GE Healthcare, too, has made “significant investments to support in-house teams” in the past decade, said Aaron Goryl, its general manager of healthcare technology management and on-demand development.
These include hiring regional Healthcare Technology Management (HTM) Development Leaders, expanding its “parts and concierge” staff, and creating supports specifically aimed at “the evolving needs” of in-house service teams, Goryl said. The company is also working to expand in-house teams’ access to its diagnostic and remote-service applications and VR and simulator training.

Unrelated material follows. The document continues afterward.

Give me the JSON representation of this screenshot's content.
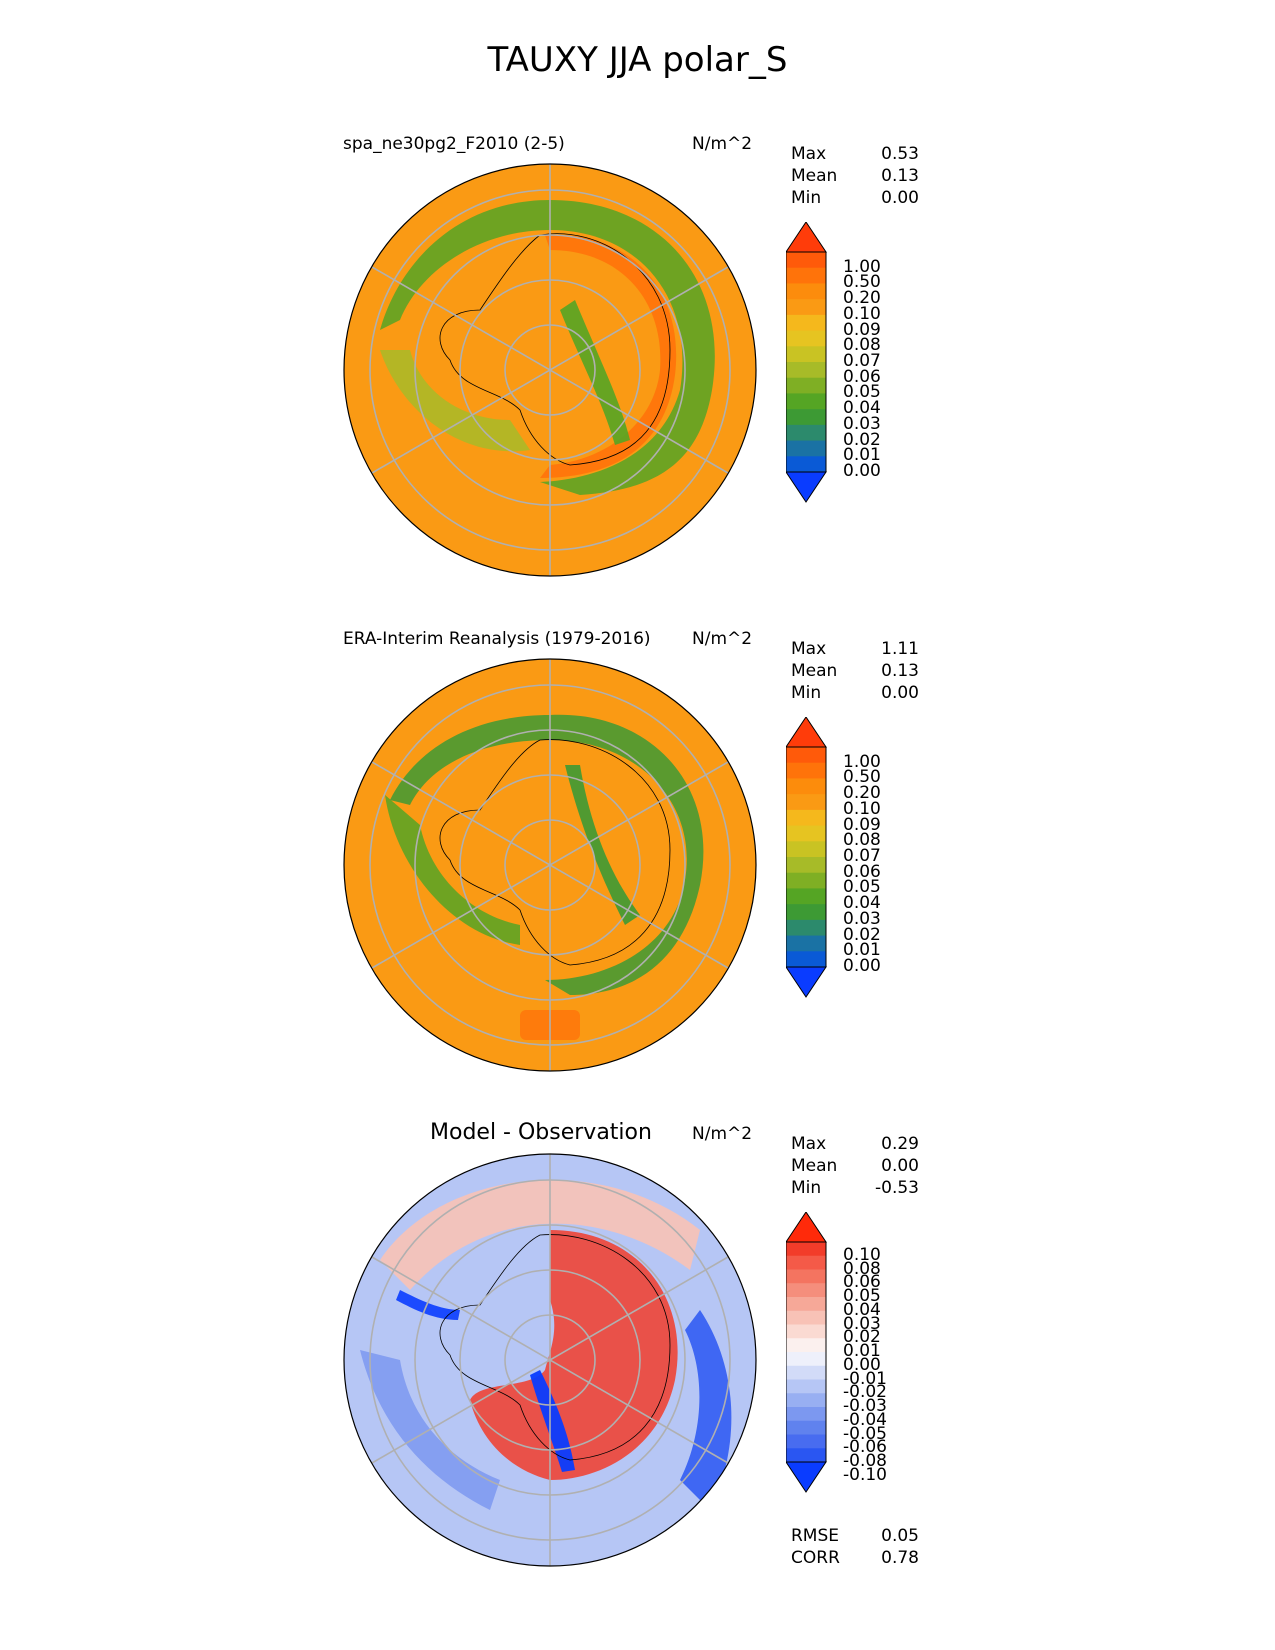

“GE Healthcare wants to enable our in-house clients to be effective and efficient at working on GE Healthcare equipment,” Goryl said. “Every HTM program, like a fingerprint, is unique, which means there is no one-size-fits-all solution. Whether a customer wants to solve for risk exposure (parts, back-up labor) through service-level agreements, or an experience that is treated like on-demand service, we can offer that flexibility.”
Goryl said GE Healthcare “has been applying significant energy and investment” into its in-house technology management segment in order to provide the kind of win-win arrangement vendors and their clients need to work together productively.
“Our focus is on building an environment that includes honesty and transparency, where intent is to do the right thing, and we work together to solve real, root-cause problems,” he said. “Then we have a recipe for success and a model that can evolve to meet new challenges and needs.”